8 min read

Reply Login Flow Experiment Results

On Wendesday February 6, we began an experiment in which 50% of visitors to the Reply marketing site were directed to a new signup flow that had been developed by the Core team. This was a test of non-inferiority, i.e. we were testing whether the new signup flow was inferior to the old signup flow.

The results of this experiment suggest that the new signup flow is not inferior and does not negatively impact the number of people that sign up for Reply and complete the onboarding flow. We will therefore move ahead and direct all Reply visitors to the new signup flow.

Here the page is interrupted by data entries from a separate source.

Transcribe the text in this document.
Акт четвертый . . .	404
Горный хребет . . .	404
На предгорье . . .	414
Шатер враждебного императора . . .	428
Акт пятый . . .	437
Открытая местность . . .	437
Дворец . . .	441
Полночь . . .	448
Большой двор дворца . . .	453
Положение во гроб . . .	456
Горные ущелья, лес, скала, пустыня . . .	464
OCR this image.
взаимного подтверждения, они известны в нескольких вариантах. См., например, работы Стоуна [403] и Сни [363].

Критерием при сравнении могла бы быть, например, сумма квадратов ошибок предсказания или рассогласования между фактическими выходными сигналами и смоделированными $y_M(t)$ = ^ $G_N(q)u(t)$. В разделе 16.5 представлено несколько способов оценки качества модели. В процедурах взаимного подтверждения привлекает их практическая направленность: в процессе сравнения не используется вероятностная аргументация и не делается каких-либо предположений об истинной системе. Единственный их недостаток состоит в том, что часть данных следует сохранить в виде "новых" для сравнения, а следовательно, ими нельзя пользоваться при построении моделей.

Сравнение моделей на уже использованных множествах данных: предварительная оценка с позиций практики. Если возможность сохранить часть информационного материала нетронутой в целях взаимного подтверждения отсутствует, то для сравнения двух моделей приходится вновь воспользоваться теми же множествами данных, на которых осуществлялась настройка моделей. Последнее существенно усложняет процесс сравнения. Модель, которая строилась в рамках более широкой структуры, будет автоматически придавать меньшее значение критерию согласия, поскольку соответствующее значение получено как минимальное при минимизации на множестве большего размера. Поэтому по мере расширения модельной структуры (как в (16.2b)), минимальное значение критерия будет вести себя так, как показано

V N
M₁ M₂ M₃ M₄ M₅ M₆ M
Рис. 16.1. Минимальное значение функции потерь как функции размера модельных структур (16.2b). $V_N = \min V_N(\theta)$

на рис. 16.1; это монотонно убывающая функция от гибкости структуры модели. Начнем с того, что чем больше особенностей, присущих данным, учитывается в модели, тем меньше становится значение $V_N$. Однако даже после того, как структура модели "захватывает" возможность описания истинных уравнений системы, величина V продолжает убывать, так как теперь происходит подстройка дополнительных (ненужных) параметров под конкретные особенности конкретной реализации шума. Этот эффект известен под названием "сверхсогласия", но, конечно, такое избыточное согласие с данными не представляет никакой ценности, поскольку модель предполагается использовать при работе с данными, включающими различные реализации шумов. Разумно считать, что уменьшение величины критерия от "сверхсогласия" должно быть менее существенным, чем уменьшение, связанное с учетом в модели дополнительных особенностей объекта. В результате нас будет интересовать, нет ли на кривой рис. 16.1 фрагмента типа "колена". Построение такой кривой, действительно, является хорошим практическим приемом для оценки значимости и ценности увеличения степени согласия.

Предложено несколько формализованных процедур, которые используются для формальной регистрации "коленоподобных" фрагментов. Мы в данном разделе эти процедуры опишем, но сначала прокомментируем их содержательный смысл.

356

Measuring Imact on Signups

First let’s plot the number of new Reply users over time.

# set project id
project_id <- "buffer-data"

# sql query
sql_string <- "
  select 
    date(profile_created_at) as signup_date
    , count(distinct id) as reply_users
  from buda_reply_dbt.users
  group by 1
  order by 1 desc
  limit 60
"

# execute the query and store the result
reply_users <- query_exec(sql_string, project = project_id, use_legacy_sql = FALSE, max_pages = 10)

We can see that there is clearly some seasonality, i.e. the number of signups is dependent on the day of the week. Because we don’t quite know which experiment group each user was in (more on that below), we can run a causal impact analysis to estimate the effect that the new signup flow had.

Essentially, we take the number of daily signups before the experiment started and forecast it into the future. Then we compare the forecast with the actual observed values. The difference between the counterfactual (what signups would have been without the experiment) and the observed number of signups is our estimated effect size.

The “pre-intervention period”" includes dates from June 1, 2017 to the week of February 26, which is the week that we announced the price change and the offer to lock in the lower prices. We use the average MRR growth from the dates in the pre-intervention period to create our forecast of what MRR growth would have looked like without the pricing change. In this case, the simple average of is used.

To perform inference, we run the analysis using the CausalImpact command.

# run analysis
impact <- CausalImpact(reply_ts, pre.period, post.period, model.args = list(niter = 5000, nseasons = 7))

# plot impact
plot(impact) +
  labs(title = "Impact on Reply Signups", subtitle = "There is no evidence of a negative impact on signups") +
  buffer_theme()

The pre-intervention period includes all data to the left of the first vertical dotted line, and the post-intervention period includes all data to the right of the second vertical dotted line.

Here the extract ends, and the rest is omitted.